The arrests of eight Baltimore police officers on racketeering charges earlier this year may affect more than 2,000 criminal cases, a major increase from previous estimates, according to the public defender’s office.
The affected charges stem from the arrest of officers with the Gun Trace Task Force, a specialized force that dealt with investigating firearms offenses.
In March, seven officers from the task force were arrested on federal racketeering charges and were accused of claiming fraudulent overtime, filing false affidavits and stopping residents — some of whom were not accused of any crimes — to seize their money. An eighth officer was arrested in August on similar charges.
In one instance, officers stopped a maintenance supervisor at a nursing home and stole $1,500 from him that he was planning to use on rent, according to the indictment.
“These are really robberies by people who are wearing police uniforms,” then-Maryland US Attorney Rod Rosenstein said at the time.
Two of those officers pleaded guilty to charges in July.
More than 2,000 affected cases
The public defender’s office counted more than 2,000 cases that can be called into question because they are connected to those eight officers, according to Debbie Katz Levi, the head of the office’s Special Litigation Section.
Katz Levi said her office compiled the number of cases involving each of those eight officers going back to the year when the indictment says their alleged corruption began.
“We’re not using a secret formula,” she said.
About 70 people with affected cases are still in state custody, she told CNN.
However, the Office of the State’s Attorney for Baltimore City said that about 846 cases have been or will be impacted by the officers’ actions, including 277 cases related to the indicted officers.
A total of 569 other cases may be affected by three separate instances of possible misconduct caught on body-worn camera, according to the State’s Attorney.

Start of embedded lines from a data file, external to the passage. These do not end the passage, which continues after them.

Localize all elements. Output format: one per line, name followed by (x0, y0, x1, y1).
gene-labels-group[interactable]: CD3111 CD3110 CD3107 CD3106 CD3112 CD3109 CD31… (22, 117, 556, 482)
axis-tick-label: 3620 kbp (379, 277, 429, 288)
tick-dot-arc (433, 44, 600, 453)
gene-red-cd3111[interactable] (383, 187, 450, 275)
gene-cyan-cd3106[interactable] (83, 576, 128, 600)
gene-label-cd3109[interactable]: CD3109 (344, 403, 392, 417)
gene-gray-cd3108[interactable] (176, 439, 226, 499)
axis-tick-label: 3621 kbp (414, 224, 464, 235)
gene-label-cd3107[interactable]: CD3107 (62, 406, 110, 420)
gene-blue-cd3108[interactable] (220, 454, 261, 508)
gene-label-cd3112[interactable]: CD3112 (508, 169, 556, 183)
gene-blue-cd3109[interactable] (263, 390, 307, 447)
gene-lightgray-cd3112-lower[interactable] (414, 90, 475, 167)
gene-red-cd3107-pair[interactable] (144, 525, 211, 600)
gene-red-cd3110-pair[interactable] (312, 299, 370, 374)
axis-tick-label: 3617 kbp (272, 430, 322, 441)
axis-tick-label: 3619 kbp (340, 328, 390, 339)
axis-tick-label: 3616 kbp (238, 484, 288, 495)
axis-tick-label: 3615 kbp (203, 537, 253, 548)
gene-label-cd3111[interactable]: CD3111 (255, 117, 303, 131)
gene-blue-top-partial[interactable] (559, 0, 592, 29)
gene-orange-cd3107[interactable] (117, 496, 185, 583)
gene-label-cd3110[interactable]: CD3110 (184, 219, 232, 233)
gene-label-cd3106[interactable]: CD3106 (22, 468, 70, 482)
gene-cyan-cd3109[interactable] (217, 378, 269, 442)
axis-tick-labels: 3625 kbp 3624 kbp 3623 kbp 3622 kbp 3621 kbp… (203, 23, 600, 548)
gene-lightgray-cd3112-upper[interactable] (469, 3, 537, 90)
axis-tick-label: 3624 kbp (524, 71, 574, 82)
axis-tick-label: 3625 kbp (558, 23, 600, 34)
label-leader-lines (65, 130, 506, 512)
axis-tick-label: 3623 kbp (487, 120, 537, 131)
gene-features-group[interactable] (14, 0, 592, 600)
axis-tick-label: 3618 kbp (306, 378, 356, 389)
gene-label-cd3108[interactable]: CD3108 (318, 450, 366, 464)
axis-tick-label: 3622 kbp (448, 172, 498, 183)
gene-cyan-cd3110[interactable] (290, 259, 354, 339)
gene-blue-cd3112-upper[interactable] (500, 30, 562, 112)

One video, released by the Office of the Public Defender, appeared to show an officer planting drugs at the scene of an arrest in January.
“We will continue to share the progress of this comprehensive review of the impacted cases with the community,” State’s Attorney Marilyn Mosby said in a statement.
“Public trust is essential to the success of the criminal justice system and our ability to effectively prosecute crime. We will do our part to minimize any erosion to this trust and remain vigilant in our pursuit of justice.”
Katz Levi’s announcement comes three weeks after Baltimore police Officer Sean Suiter, 43, was shot and killed with his own gun after a struggle with an unknown killer.
Suiter was killed a day before he was scheduled to appear at a federal grand jury to speak to what he knew about a 2010 corruption case.
Police Commissioner Kevin Davis said he was told Suiter was not a target of the investigation and that there was no information connecting his murder to the corruption case. Still, he called on the FBI to investigate his slaying.
“I am growing increasingly uncomfortable that my homicide detectives do not know all of the facts known to the FBI or USAO that could, if revealed to us, assist in furthering this murder investigation,” he said.